Ik herinner me dat ik eens zo fier als een gieter een goed schoolrapport ging tonen, waarschijnlijk in de hoop dat hij daar enige pecuniaire tegemoetkoming tegenover zou plaatsen. Wat hij me toen zei is me mijn hele leven bijgebleven: hij zei namelijk, na aandachtig mijn punten te hebben bestudeerd, dat ik van geluk mocht spreken omdat ik geboren was met een goed stel hersenen en goeie ouders, die me blijkbaar naar een goeie school lieten gaan, maar dat daar op zich geen verdienste aan was.  Met andere woorden, geen zakgeld…Daarentegen, zei hij, betekende dat ook een grote verantwoordelijkheid, want dat betekende dat er ook meer van je verwacht zou worden later…Het klinkt misschien een beetje melig, maar het was een duidelijke boodschap. Ik hoop dat mijn eigen kinderen ook die ook begrepen hebben.
Met deze serieuze woorden zou ik graag aan Paul een exemplaar van de vier vragen geven, zodat hij die op zijn nachtkastje kan zetten, naast de wekker, kwestie van ze elke morgen nog eens na te lezen.

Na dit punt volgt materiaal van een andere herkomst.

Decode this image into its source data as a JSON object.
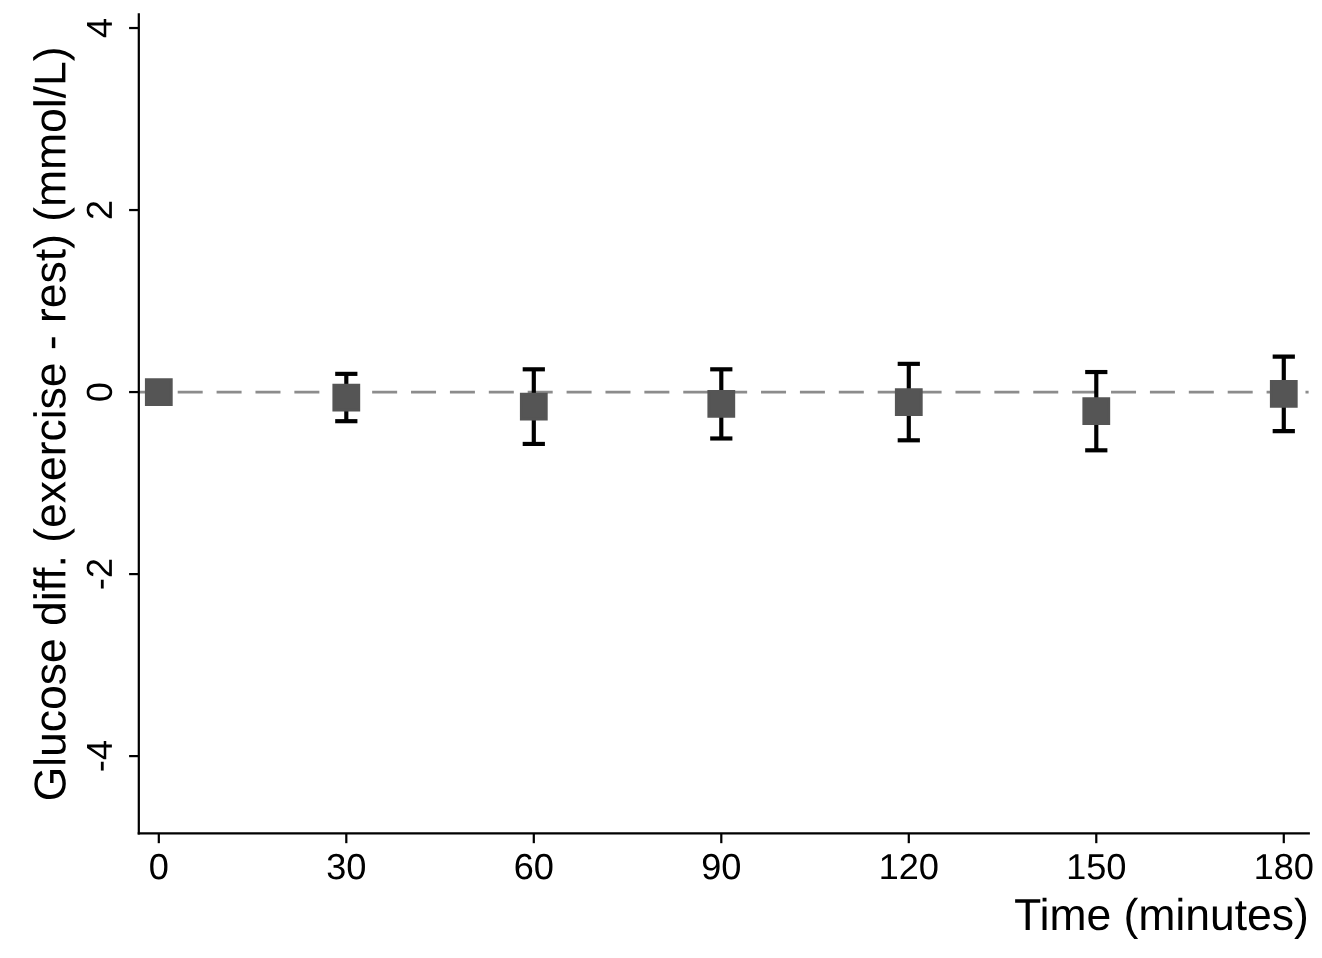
{
  "chart_data": {
    "type": "scatter",
    "xlabel": "Time (minutes)",
    "ylabel": "Glucose diff. (exercise - rest) (mmol/L)",
    "x": [
      0,
      30,
      60,
      90,
      120,
      150,
      180
    ],
    "series": [
      {
        "color": "#555555",
        "values": [
          0,
          -0.06,
          -0.16,
          -0.13,
          -0.11,
          -0.21,
          -0.02
        ],
        "errors": [
          null,
          0.26,
          0.41,
          0.38,
          0.42,
          0.43,
          0.41
        ]
      }
    ],
    "marker": "square",
    "xlim": [
      -3.2,
      184
    ],
    "ylim": [
      -4.85,
      4.15
    ],
    "xticks": [
      0,
      30,
      60,
      90,
      120,
      150,
      180
    ],
    "yticks": [
      -4,
      -2,
      0,
      2,
      4
    ],
    "ref_lines": [
      {
        "axis": "y",
        "value": 0,
        "color": "#8c8c8c",
        "line_style": "dashed"
      }
    ],
    "grid": false,
    "legend": false
  }
}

Oudere vrienden (de meeste dus) weten dat ik een aantal jaren weg geweest en van onze club.
Waarschijnlijk beseft hij het niet, maar er is hier iemand die ervoor verantwoordelijk is dat ik hier nu terug sta, en dan nog als voorzitter. Eigenlijk zijn het er twee, want ook vriend Carlos heeft nogal aangedrongen om terug te keren, maar er was nog iemand anders.
Ik weet nog goed dat ik op een mooie zomerdag Robert tegenkwam op de zeedijk, en hij begroette me met “en wanneer kom je nu terug naar de Rotary?”. Blijkbaar vond hij dat nogal vanzelfsprekend.
En daardoor ben ik gaan denken over mijn zonden en dan heeft Carlos er nog een schepje bovenop gedaan, wat uiteindelijk de doorslag gaf. Je ziet Robert, wat een klein woordje kan uitrichten.
Maar goed, wat ik eigenlijk wilde zeggen is dat Robert voor mij een voorbeeld is van correctheid, van ethische professionaliteit. Advocaten hebben doorgaans de reputatie bij het grote publiek van gladde jongens, voor geen haar te betrouwen, nog net iets betrouwbaarder dan politici. En toch is in onze contreien iedereen het erover eens dat Meester Volckaert een voorbeeld is van betrouwbaarheid, een voorbeeld voor zijn collegas en voor de talloze stagiairs die hij vormde. Daarom vond ik het nogal eigenaardig dat hij één van de enige leden van onze club was, van zijn generatie, die nog geen Paul Harris Fellowship had gekregen. En daar gaan we vanavond aan remediëren.
Robert, het is met veel plezier dat we je deze onderscheiding geven vanavond. Er is wel een klein organisatorisch probleempje: we waren wat laat om hem aan te vragen en daardoor is de oorkonde nog niet binnen, maar dat komt wel in orde. Bij dezen overhandig ik je de mijne, die ik ooit nog van jou kreeg. Hij is nog nooit uit het doosje geweest…

En nu denk dat ik genoeg gesproken heb voor vanavond.
Het woord is nu aan jullie, geniet van de maaltijd en de rest van de avond.

NB:
Het gebruikte lettertype heet Garamond.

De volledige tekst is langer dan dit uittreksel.